London Financial, January 2, 2001
by Thomas Homer-Dixon

In the last century, our population on this planet has quadrupled, and most of us now live in cities. At the same time, new technologies – from antibiotics to jet planes to the internet – have vastly extended our power as individuals, groups, and societies. They allow us to live longer and healthier; produce more stuff; travel farther and faster; control the world around us more completely; and send more information to more people, faster, over greater distances.

Together, these changes have sharply raised the density, intensity, and pace of our interactions. Our social and economic systems now have many more entities – including people, organizations, corporations, and technologies – and these entities have more links to each other. They also pass more materials, energy, and information among themselves more quickly than ever before.

When things happen faster, in greater numbers, and with greater interactive complexity, we need more ingenuity to make the right decisions at the right time – that is, we need a greater flow of practical ideas to solve our technical and social problems. But sometimes we can’t supply enough ingenuity to meet this soaring need. There is, if you like, an ingenuity gap.

Nearly every statistic that gauges the degree of connectivity among human beings or the movement of things, people, and information shows exponential growth. In the mid-1980s, the whole world contained a few thousand host computers for the Internet; by 1999, the number had soared to nearly 50 million.  In 1977, about $18 billion worth of foreign exchange was traded every day in the world’s financial markets; today the figure is $1.5 trillion a nearly one hundred-fold increase in less that twenty-five years. Between 1960 and 2000, a period during which the planet’s population doubled, worldwide traffic volume – that is, the total number of kilometres travelled by people in cars, buses, trains, and plans – increased more than five times; and between 1950 and 1988, worldwide volume of air transport alone increased almost one hundred times.

This steep and seemingly endless rise in our connectivity and kinetic activity generally makes the social and economic systems we depend on more tightly coupled, synergistic, and likely to exhibit abrupt and unexpected changes in their behavior – or nonlinearities as specialists call them. We saw a good example in 1997 and 1998, when the international financial system, triggered by events in Asia, flipped back and forth between stable and chaotic modes. The system’s innumerable components – including banks, trading houses, corporations, and governments – interacted intensely to produce vicious circles and sharp surprises. Lightning-fast computer and communication technologies and round-the-clock, round-the-world trading gave the system little slack to absorb errors or sudden shocks. A relatively small event – the devaluation of a minor currency or a corporate bankruptcy in Hong Kong – produced cascades of repercussions. Rapid-fire crises blind-sided financial managers and policymakers. Rumors, misinterpretations, errors, and lies tore across the planet, causing wild market swings before they were corrected.
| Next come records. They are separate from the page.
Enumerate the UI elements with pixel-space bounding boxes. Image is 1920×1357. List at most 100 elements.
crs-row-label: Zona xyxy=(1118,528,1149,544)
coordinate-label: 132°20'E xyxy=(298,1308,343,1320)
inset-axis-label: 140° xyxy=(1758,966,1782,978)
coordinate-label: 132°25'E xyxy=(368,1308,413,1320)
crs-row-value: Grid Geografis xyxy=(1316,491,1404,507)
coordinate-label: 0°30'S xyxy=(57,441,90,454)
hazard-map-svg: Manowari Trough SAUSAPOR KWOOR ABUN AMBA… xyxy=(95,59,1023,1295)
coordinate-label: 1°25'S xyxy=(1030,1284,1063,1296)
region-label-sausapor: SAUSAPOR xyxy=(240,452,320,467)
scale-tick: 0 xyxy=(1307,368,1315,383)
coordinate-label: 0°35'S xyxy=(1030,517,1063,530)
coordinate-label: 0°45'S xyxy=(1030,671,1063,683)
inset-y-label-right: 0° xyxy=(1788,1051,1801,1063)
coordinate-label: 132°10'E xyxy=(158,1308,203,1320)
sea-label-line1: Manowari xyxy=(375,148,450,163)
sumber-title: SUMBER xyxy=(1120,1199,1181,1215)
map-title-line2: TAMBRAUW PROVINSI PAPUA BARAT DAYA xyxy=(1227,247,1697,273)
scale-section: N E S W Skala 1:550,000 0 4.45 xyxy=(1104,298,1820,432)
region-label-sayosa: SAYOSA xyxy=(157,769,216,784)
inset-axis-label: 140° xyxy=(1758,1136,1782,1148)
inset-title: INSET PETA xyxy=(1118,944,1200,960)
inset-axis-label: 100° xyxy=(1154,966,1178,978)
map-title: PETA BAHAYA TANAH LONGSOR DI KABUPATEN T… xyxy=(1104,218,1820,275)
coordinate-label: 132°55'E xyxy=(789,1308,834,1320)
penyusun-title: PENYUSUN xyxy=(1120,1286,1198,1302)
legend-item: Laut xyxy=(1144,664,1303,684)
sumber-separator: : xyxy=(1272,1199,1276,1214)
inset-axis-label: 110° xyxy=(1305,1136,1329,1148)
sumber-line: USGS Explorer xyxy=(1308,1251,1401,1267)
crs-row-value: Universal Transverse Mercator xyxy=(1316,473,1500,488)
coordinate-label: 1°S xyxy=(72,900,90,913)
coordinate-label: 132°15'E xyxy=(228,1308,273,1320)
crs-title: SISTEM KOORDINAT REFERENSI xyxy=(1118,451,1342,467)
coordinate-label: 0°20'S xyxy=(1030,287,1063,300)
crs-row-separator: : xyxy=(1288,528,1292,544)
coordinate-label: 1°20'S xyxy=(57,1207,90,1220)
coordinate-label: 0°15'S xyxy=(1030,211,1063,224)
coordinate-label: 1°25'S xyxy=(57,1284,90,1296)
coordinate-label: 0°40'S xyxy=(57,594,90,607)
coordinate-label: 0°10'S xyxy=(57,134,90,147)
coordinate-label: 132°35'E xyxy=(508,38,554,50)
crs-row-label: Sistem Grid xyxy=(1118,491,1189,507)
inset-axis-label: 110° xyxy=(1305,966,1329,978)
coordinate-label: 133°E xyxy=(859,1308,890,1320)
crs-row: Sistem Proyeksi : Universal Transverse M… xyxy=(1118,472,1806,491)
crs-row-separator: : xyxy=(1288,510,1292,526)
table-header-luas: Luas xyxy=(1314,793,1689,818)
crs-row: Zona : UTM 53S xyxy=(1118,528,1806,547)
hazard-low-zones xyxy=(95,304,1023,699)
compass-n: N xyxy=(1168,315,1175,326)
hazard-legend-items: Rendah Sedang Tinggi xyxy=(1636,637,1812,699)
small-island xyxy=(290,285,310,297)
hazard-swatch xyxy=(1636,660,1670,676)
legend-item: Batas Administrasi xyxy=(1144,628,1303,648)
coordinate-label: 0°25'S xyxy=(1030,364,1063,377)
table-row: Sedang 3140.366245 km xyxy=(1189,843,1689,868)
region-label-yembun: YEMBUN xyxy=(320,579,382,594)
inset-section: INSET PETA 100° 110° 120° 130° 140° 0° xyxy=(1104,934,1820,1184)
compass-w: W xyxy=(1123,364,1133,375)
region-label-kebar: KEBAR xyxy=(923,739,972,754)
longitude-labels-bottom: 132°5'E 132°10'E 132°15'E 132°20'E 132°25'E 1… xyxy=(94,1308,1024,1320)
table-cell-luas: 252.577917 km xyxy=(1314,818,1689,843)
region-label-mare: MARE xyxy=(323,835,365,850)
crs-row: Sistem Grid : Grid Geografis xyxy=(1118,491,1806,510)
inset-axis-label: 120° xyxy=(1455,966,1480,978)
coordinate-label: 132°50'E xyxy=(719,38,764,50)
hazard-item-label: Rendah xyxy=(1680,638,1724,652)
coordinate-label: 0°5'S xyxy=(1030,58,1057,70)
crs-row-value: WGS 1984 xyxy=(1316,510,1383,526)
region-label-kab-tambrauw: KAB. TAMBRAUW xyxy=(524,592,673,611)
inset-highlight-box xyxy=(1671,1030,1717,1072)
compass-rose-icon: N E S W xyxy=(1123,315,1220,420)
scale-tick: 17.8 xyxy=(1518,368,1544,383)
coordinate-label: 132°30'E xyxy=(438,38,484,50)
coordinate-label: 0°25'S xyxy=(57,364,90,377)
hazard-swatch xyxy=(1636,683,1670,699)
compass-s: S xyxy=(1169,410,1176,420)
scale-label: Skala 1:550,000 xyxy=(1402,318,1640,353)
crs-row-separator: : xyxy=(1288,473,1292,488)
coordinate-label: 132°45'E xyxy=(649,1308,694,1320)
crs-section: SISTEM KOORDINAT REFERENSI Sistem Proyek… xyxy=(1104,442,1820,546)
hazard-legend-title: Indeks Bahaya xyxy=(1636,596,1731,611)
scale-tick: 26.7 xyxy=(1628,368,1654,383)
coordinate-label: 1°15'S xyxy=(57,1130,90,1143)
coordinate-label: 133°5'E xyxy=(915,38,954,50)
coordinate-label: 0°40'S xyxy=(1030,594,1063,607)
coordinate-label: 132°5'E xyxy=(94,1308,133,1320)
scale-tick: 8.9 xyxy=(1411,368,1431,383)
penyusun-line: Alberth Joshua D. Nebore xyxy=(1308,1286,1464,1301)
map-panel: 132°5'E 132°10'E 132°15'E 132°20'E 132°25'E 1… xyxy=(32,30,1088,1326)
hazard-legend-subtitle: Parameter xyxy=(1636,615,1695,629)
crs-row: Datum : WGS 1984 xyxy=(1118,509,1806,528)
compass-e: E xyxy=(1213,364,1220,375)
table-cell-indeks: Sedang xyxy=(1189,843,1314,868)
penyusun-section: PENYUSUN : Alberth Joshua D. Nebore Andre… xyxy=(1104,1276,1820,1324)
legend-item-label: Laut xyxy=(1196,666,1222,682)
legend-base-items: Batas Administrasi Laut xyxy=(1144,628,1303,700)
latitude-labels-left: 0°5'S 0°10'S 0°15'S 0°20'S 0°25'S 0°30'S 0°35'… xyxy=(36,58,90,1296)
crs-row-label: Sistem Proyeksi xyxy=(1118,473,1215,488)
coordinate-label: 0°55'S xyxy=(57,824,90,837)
Technology-driven changes in the complexity and speed of financial transactions have surged ahead of our capacity to manage these transactions. Yet as the people charged with overseeing the international economic system (in central banks, the IMF, and the like) try to catch up, they find themselves profoundly handicapped: current economic theories do not give them an accurate understanding of the system’s nonlinear and often chaotic behavior, and key data on countries’ economic performance are often poor or nonexistent. Most fundamentally, the skyrocketing complexity and speed of financial events can exceed the cognitive ability of system managers.

In the face of cognitive overload, financial managers and policymakers increasingly rely on automated procedures and on consultants with narrow technical expertise.  And in the absence of strong economic theories and data, facile nostrums and fads – such as crude monetarism – become received wisdom. Confronted with rapid and confusing changes, managers and policymakers cling to this wisdom. Hardly surprisingly, it usually supports the short-term interests of powerful economic elites.

Such trends are visible non only in the world of finance and business, but also in practically every domain of human activity – be it economic, technological, political, or ecological. From the greater speed of the  international financial system, to the rapid invention of new technologies like micro-robots and genetically modified food, to our soaring emissions of carbon dioxide into Earth’s atmosphere, we seem to have our collective foot slammed down on the world’s accelerator pedal. It’s time to think creatively about how we can slow things down, how we can ease up a bit on that accelerator pedal.

Some skeptics might respond that people have always perceived they lived on the cusp of chaos, but in the end they’ve usually managed well by marshaling their ingenuity and courage. But today’s world is fundamentally different from the past. The complexity and speed of our social and technological systems are unlike anything we’ve seen before, and these factors are now pushing against the upper limits of the human brain’s abilities. Ecologically, for the first time in history, we are moving materials, producing energy, and generating waste on a scale that rivals nature itself.

If we don’t slow things down – if we allow the complexity and speed of the systems we’ve created to go on increasing unchecked, and if we continue to perturb the deepest dynamics of our planet’s ecosystems – these systems will sometimes fail catastrophically. In other words, nonlinearities will simplify and slow down things for us, whether we like it or not.